Understanding How Markets Behave
Investment markets are cyclical. Stock prices rise, peak, fall, and then rebound. Investor sentiment changes along with the stock price trends: As prices rise, many investors see these market gains, get excited, and jump on the bandwagon by pouring money into the market. Buffett characterizes these return-chasing investors as “greedy,” seeking to profit from an increasing stock market.
Those greedy investors chasing a rising stock market tend to overlook a most important factor purchasing stocks: Price. Regardless of broad market trends, if you pay too high a price for a stock or fund, you’re likely to lose money when the market corrects and the price comes back to earth.
That’s the nexus of why Buffett cautions against greed when investing.
Stock Market Valuation Matters
In a rising stock market, asset values tend to get inflated. For example, during the past 30 years, investors have paid a range of prices for one dollar of earnings, as measured by the Price Earnings (PE) ratio.
Higher current PE ratios predict lower future stock prices. Greedy, return-chasing investors buying into highly priced stocks are certain to experience lower returns going forward.
Then when the stock price uptrend turns around and goes south, and investors panic and get scared. These same investors who bought at market peaks turn around and sell during the subsequent market trough. These scared investors are doing exactly what Buffett warns against: Selling on fear.
As market prices fall, the PE values fall, and stocks get cheaper. Those savvy investors who buy when others are fearful, typically purchase undervalued, lower PE ratio stocks and enjoy higher returns in the future.
Buffett’s wisdom plays out in reality, as lower valued stocks outperform higher PE assets going forward and vice versa.

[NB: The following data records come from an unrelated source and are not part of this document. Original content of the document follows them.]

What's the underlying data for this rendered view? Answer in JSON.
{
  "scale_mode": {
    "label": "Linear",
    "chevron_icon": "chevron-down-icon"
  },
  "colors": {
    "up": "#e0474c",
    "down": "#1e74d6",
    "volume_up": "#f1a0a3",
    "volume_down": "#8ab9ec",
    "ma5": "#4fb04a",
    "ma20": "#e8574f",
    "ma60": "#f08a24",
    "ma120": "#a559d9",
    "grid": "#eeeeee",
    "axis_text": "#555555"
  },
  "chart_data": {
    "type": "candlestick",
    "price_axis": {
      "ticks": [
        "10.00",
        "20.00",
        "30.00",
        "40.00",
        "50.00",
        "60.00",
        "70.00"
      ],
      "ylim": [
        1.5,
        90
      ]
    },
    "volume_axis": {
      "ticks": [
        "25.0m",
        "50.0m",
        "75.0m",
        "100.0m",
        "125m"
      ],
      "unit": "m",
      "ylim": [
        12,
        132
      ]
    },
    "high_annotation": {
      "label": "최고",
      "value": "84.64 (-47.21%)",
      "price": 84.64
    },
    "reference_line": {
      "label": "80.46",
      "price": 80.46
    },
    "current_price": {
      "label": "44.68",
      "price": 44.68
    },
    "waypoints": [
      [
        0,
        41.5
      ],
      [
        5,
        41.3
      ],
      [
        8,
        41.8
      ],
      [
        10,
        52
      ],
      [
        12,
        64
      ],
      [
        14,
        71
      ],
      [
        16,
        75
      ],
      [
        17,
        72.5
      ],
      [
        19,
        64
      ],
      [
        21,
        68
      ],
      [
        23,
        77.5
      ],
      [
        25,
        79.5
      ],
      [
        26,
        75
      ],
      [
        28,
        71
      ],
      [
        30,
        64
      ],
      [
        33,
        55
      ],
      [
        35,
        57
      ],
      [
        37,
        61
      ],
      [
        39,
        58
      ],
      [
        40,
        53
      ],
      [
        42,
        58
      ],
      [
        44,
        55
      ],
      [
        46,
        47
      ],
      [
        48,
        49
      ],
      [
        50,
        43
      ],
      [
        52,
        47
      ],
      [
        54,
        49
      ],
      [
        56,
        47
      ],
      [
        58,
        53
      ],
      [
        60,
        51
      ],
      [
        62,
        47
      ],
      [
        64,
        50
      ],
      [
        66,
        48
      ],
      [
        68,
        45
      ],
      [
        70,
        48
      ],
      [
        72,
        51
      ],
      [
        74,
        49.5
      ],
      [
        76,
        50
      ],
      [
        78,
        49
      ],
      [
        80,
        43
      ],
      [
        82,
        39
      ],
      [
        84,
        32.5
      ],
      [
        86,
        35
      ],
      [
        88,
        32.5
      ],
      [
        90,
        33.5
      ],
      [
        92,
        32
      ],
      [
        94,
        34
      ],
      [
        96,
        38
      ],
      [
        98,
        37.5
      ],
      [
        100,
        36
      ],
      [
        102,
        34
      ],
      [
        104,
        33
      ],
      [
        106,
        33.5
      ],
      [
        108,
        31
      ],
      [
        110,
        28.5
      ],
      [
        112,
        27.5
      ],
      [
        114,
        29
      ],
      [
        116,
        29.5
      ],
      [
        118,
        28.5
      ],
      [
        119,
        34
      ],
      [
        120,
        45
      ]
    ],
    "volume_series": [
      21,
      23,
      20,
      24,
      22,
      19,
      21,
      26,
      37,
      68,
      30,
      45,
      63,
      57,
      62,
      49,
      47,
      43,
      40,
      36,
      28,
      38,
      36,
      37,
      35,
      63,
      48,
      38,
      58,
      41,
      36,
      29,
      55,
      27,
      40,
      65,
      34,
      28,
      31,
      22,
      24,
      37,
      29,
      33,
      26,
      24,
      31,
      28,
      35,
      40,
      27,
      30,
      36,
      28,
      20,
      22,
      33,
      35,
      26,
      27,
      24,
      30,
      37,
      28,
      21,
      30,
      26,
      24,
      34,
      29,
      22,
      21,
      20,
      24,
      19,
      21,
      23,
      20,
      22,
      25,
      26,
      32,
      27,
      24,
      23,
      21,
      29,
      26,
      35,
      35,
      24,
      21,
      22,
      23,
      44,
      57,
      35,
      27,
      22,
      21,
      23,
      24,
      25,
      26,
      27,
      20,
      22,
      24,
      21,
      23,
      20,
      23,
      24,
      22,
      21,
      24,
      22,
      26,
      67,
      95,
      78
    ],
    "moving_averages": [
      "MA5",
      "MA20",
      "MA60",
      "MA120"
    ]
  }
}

So, to implement the Buffett advice, don’t get swayed by the crowd. When assets are richly valued, be cautious and don’t jump into the markets with all your investment dollars. As stock market values fall, be brave and pick up on-sale shares.
That all makes sense at first blush. But this advice seems to clash with another classic bit of investing wisdom.
“Don’t Fight the Tape”
“Don’t fight the tape” is another snippet of old investing advice, essentially warning investors not to trade against a trend. That wisdom suggests that rising stocks will continue to go up, and falling stocks will continue to decline. Thus, as stocks go up, if you practice the “don’t fight the tape” advice, you’ll continue to buy, regardless of the stock market PE ratio.
This saying describes the momentum investing strategy.
On the surface, Buffett’s advice seems to clash with the momentum strategy. Yet, there is some overlap. Buffett’s wisdom guides investors to invest in under- or fairly-valued assets with good future investment prospects. The “don’t fight the tape” camp recommends investing as long as stock prices are rising.
As stock prices rise, in the early stages of a bull market, stock prices may be undervalued. At this point in an economic cycle, both Buffett and momentum strategies are in accord.
Later, as stock market prices continue to soar, and surpass their intrinsic value, investors tend to get greedy and momentum investors continue to buy in. This is where the two investing camps diverge: Momentum investors pay less attention to a stock’s valuation and more attention to the price trend.
Reconciling the Strategies
The secret to smart investing strategy is to understand the value of your investments. If asset prices are substantially above their historical norms, and investors are giddy with enthusiasm, be cautious — and vice-versa Following trends is great if you know exactly when the trend will reverse course. If you don’t, then it’s best to understand market valuation and avoid paying too much for your financial assets.